Image-Level or Object-Level? A Tale of Two Resampling Strategies for
Long-Tailed Detection
- URL: http://arxiv.org/abs/2104.05702v1
- Date: Mon, 12 Apr 2021 17:58:30 GMT
- Title: Image-Level or Object-Level? A Tale of Two Resampling Strategies for
Long-Tailed Detection
- Authors: Nadine Chang, Zhiding Yu, Yu-Xiong Wang, Anima Anandkumar, Sanja
Fidler, Jose M. Alvarez
- Abstract summary: We show that long-tailed detection differs from classification since multiple classes may be present in one image.
We introduce an object-centric memory replay strategy based on dynamic, episodic memory banks.
Our method outperforms state-of-the-art long-tailed detection and segmentation methods on LVIS v0.5 across various backbones.

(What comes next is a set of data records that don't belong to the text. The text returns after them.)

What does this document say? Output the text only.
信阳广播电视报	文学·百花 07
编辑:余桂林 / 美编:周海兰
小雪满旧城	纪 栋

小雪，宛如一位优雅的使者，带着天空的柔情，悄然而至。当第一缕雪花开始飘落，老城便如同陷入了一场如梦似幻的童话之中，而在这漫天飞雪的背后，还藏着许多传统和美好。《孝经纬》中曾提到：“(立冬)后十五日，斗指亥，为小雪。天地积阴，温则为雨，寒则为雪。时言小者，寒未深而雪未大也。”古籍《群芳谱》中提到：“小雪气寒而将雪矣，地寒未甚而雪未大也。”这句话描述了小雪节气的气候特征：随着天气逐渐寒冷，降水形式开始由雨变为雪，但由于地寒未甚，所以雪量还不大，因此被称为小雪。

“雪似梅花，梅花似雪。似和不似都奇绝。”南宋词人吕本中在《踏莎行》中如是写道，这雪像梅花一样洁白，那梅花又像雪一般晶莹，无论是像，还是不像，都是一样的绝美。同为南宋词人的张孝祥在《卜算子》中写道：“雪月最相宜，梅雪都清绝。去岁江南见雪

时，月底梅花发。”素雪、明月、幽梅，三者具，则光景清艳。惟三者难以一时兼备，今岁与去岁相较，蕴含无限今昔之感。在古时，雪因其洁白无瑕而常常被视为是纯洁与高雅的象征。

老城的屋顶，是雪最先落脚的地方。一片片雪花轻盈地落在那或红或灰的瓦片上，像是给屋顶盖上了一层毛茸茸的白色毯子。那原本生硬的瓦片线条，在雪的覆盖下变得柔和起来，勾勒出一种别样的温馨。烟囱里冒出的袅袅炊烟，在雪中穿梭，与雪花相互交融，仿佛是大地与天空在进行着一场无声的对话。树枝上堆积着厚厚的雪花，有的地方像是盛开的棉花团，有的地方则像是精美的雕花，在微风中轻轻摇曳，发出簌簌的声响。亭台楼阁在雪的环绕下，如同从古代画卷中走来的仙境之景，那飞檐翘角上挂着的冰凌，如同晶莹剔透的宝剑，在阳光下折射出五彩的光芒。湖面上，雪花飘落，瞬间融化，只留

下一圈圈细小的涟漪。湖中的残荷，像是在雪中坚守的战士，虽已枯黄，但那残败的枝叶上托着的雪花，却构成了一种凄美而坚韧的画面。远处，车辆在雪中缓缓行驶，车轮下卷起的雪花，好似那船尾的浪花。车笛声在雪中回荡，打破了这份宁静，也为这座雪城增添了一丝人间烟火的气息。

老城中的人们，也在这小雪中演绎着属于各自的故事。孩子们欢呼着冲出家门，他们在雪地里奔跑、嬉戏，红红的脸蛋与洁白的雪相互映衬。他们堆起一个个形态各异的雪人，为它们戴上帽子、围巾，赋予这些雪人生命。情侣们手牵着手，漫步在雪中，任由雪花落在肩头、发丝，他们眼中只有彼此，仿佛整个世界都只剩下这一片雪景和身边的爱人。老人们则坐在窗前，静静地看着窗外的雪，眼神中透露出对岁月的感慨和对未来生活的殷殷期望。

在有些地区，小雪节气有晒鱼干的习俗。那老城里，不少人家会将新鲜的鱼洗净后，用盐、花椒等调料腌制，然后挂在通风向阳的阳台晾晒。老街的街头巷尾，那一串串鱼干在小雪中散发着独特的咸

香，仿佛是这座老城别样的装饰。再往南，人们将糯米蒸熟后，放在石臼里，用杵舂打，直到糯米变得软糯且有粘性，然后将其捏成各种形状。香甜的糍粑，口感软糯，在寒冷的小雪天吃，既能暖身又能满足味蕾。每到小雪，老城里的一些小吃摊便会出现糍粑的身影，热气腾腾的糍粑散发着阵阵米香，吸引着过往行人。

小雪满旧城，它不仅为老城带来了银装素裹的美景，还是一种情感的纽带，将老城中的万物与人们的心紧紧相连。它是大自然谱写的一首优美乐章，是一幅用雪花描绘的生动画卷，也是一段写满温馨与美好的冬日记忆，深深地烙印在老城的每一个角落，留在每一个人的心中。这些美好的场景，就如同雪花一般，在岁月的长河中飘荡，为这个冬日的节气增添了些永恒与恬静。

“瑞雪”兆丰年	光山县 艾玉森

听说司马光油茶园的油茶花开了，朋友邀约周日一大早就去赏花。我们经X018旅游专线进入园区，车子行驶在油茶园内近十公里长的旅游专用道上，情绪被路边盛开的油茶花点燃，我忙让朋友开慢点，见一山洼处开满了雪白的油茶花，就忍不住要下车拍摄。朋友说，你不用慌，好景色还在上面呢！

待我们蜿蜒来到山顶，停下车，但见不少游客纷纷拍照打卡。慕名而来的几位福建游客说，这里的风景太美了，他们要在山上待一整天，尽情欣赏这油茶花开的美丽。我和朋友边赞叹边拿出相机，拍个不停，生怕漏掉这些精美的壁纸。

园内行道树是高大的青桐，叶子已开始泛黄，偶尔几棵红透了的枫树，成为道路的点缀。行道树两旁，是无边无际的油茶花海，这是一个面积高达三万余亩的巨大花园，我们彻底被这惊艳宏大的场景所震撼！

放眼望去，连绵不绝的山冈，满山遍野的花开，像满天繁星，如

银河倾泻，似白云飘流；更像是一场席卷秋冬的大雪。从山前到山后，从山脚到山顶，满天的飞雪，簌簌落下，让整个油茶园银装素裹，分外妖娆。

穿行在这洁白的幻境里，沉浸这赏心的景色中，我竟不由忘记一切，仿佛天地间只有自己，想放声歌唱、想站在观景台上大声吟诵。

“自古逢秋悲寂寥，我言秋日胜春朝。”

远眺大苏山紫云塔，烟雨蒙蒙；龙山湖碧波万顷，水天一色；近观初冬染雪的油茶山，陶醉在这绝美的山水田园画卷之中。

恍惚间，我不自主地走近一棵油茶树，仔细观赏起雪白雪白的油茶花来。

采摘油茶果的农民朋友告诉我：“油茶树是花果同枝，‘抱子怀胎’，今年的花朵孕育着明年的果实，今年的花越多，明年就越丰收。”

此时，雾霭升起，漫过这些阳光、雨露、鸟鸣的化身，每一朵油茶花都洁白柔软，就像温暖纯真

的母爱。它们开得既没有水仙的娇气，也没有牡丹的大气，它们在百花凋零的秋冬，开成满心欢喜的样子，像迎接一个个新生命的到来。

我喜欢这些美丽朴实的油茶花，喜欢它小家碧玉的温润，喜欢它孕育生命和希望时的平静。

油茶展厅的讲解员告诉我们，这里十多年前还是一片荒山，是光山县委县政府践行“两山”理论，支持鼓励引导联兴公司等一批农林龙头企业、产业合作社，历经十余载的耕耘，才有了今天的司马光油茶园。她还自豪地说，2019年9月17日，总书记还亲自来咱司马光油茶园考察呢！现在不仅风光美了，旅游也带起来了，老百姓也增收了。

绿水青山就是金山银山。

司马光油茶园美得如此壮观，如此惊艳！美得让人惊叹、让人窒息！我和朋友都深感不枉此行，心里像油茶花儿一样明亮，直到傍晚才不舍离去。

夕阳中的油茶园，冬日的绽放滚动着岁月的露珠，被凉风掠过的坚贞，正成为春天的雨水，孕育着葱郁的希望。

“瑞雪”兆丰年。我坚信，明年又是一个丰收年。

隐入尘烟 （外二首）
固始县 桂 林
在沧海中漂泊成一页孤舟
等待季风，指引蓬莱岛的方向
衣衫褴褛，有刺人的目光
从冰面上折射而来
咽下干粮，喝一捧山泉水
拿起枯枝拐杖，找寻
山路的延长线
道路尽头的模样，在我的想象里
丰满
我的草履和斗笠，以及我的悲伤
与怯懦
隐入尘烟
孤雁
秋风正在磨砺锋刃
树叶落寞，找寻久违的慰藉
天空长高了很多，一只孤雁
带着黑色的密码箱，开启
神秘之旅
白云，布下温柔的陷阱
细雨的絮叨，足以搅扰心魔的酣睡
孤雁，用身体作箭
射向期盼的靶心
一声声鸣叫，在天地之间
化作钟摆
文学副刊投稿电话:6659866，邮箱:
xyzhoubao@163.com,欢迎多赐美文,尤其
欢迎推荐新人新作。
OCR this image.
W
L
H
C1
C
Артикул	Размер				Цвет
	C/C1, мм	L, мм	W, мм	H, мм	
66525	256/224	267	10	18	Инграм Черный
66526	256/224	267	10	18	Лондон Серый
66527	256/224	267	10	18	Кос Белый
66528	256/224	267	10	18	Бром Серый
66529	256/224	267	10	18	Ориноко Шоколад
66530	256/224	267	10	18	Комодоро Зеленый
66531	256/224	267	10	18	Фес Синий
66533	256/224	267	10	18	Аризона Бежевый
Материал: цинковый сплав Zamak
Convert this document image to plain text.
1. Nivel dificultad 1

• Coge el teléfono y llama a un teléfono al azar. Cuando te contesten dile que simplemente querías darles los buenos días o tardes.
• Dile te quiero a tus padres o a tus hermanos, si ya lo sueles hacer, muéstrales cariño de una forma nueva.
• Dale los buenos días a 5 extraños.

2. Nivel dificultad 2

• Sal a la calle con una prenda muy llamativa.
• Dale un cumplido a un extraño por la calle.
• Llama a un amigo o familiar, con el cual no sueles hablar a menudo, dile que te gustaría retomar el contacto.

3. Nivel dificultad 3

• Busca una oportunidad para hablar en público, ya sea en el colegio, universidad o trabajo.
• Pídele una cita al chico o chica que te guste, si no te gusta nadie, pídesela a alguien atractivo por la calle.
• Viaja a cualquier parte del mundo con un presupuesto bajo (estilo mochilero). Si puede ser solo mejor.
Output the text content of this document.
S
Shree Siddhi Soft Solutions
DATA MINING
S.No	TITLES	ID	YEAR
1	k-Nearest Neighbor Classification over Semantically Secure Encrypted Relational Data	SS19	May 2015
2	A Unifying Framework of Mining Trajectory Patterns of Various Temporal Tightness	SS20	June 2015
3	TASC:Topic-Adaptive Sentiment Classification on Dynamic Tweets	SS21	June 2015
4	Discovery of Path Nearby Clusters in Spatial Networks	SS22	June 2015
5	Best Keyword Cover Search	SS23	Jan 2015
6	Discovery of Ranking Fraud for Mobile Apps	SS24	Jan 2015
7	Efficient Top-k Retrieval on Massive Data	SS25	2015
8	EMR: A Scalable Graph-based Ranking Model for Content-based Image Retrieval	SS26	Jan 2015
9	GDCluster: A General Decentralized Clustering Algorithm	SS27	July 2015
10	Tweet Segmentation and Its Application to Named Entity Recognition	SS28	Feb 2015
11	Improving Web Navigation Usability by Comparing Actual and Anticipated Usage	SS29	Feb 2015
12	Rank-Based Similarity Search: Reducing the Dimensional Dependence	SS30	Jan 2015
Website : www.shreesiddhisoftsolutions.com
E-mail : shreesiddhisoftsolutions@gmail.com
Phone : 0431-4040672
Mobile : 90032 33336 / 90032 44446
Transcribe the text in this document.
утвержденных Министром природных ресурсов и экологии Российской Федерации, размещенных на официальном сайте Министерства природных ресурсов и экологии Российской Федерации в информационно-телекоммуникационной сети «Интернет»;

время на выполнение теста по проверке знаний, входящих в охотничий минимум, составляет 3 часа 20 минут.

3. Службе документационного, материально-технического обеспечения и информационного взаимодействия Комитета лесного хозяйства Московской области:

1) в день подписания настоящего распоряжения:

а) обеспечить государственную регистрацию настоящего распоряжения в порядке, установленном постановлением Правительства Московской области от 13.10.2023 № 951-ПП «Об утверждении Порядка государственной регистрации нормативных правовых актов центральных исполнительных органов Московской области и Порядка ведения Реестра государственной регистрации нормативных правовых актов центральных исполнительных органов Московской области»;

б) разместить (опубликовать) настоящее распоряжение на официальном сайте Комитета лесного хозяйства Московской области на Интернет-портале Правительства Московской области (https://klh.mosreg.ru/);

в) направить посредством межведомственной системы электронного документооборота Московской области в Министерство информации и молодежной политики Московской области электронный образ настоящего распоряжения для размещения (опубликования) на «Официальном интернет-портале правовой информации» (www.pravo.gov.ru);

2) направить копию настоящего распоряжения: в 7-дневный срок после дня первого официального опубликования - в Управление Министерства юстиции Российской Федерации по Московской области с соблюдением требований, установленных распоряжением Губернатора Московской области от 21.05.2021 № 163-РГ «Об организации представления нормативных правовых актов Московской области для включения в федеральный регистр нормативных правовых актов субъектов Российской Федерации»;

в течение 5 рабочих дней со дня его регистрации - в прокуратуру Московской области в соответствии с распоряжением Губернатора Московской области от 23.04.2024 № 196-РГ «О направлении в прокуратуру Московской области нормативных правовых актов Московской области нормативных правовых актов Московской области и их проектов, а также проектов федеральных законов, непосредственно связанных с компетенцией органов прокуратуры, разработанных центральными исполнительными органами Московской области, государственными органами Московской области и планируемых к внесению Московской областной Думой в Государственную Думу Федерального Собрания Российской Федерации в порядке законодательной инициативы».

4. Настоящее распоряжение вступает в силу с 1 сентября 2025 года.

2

- Score: 114.00301664929911
- License: http://arxiv.org/licenses/nonexclusive-distrib/1.0/
- Abstract: Training on datasets with long-tailed distributions has been challenging for
major recognition tasks such as classification and detection. To deal with this
challenge, image resampling is typically introduced as a simple but effective
approach. However, we observe that long-tailed detection differs from
classification since multiple classes may be present in one image. As a result,
image resampling alone is not enough to yield a sufficiently balanced
distribution at the object level. We address object-level resampling by
introducing an object-centric memory replay strategy based on dynamic, episodic
memory banks. Our proposed strategy has two benefits: 1) convenient
object-level resampling without significant extra computation, and 2) implicit
feature-level augmentation from model updates. We show that image-level and
object-level resamplings are both important, and thus unify them with a joint
resampling strategy (RIO). Our method outperforms state-of-the-art long-tailed
detection and segmentation methods on LVIS v0.5 across various backbones.